While Kathy Bates is great fun as the pioneering civil rights advocate Dorothy Kenyon, who did, indeed, wear that glorious hat in real life, there’s no real evidence that she nor Pauli Murray (seen in the film helping Ruth prepare for her first court appearance as a part of the mock court and played by Sharon Washington) actually had any influence on the Moritz case. Though both women were longtime members of the ACLU’s Board of Directors, Kenyon certainly didn’t appeal to Wulf on Ginsburg’s behalf, as she does in the film, convincing him to back the case. In fact, she died of cancer the same year Ginsburg appeared before the 10th Circuit. And there is also no evidence to suggest that Ginsburg ever took Jane to Kenyon’s office only for the activist to tell her she’ll lose.
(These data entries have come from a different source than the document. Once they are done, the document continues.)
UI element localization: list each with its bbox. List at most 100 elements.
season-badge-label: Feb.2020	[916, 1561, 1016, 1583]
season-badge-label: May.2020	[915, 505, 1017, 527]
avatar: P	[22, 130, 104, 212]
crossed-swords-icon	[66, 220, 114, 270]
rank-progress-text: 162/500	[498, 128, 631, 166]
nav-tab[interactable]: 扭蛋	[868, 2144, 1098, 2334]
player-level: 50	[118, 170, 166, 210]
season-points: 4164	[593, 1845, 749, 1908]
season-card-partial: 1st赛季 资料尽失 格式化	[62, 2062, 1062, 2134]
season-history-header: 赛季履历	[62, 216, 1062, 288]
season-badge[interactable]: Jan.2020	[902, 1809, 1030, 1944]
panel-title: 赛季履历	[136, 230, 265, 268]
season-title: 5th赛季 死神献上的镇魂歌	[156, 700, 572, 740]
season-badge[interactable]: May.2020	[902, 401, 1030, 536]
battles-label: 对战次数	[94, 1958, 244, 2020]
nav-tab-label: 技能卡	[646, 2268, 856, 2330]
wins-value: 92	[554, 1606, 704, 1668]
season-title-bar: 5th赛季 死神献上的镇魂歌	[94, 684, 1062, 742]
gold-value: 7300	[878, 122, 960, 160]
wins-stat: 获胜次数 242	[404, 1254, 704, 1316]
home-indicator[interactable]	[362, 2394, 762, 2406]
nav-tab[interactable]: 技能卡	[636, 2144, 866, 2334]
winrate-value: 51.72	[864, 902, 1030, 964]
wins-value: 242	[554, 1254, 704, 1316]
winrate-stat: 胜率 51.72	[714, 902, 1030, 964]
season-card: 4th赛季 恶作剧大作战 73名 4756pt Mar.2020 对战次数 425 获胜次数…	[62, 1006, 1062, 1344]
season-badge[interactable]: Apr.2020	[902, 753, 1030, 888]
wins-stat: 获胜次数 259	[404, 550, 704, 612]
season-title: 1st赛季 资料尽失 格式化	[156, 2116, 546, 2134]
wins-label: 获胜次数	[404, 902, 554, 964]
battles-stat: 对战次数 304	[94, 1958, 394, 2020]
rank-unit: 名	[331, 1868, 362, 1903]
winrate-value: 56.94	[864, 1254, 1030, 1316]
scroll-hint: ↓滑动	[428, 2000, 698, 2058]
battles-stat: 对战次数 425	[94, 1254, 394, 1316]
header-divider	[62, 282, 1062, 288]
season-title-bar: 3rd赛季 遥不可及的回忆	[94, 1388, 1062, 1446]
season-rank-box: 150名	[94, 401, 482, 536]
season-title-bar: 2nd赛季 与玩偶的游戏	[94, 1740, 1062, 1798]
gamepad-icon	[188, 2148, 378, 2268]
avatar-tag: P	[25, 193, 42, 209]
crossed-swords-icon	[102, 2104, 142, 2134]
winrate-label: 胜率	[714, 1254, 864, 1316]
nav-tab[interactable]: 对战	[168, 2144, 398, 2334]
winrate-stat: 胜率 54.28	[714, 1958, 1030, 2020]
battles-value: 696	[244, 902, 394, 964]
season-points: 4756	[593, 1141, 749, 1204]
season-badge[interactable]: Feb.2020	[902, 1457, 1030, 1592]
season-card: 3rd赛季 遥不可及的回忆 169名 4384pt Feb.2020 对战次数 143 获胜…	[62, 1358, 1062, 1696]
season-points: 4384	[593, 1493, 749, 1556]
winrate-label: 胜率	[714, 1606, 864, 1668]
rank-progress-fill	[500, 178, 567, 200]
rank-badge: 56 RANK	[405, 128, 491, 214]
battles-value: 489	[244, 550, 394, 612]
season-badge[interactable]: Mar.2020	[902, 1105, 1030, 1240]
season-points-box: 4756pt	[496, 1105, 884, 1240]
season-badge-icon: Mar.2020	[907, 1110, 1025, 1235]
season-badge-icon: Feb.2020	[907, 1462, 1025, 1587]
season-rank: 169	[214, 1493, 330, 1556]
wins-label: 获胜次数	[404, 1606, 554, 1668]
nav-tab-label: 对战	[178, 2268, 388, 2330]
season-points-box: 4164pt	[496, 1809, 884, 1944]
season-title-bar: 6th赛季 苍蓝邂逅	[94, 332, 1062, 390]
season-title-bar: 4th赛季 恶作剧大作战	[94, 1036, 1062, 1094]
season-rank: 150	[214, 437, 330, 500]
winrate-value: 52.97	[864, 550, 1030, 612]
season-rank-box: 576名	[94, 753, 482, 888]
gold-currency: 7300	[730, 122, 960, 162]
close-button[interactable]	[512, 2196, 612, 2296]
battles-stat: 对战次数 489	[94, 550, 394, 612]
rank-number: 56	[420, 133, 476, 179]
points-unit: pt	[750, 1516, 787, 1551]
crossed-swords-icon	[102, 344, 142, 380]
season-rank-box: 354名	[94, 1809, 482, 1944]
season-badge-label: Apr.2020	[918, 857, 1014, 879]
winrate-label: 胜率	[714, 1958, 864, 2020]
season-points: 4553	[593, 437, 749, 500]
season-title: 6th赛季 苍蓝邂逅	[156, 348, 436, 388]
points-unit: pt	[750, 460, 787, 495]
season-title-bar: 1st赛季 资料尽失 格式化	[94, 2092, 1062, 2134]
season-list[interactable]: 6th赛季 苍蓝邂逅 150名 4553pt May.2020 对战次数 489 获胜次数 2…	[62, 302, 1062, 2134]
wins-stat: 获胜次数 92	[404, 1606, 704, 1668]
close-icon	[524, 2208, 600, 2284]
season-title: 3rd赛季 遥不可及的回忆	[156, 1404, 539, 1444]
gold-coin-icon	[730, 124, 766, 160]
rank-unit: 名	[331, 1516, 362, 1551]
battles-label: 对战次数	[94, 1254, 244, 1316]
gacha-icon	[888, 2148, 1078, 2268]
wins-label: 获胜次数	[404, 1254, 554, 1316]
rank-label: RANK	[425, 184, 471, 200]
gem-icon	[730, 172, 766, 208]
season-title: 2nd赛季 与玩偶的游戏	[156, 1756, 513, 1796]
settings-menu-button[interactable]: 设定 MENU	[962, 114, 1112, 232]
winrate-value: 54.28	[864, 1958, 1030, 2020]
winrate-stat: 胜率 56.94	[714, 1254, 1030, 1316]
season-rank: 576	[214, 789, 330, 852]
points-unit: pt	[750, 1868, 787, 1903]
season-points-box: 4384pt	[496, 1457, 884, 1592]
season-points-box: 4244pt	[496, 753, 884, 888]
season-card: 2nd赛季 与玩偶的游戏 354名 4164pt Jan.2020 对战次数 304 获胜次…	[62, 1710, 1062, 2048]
Their inclusion in the narrative seems to derive from Ginsburg’s desire to give credit to those who came before, as Stiepleman told Newsweek one note from his aunt read, “People should know that I built my career on the shoulders of activists like Dorothy Kenyon and Pauli Murray.”

On the Basis of Sex

Jonathan Wenk/Focus Features

And that moment when Ruth does finally take the podium before the judges on the 10th Circuit Court of Appeals in Denver and lets her nerves get the better of her, tripping over her words and knocking the mic? It certainly did not happen in real life. “I didn’t stumble at the outset,” she assured the crowd during her interview with NPR’s Nina Totenberg. As for the content of her rousing rebuttal, she conceded that it, too, was fictitious, but was “terrific” and “got across the message just as it should be told.”

On the Basis of Sex is in theaters now.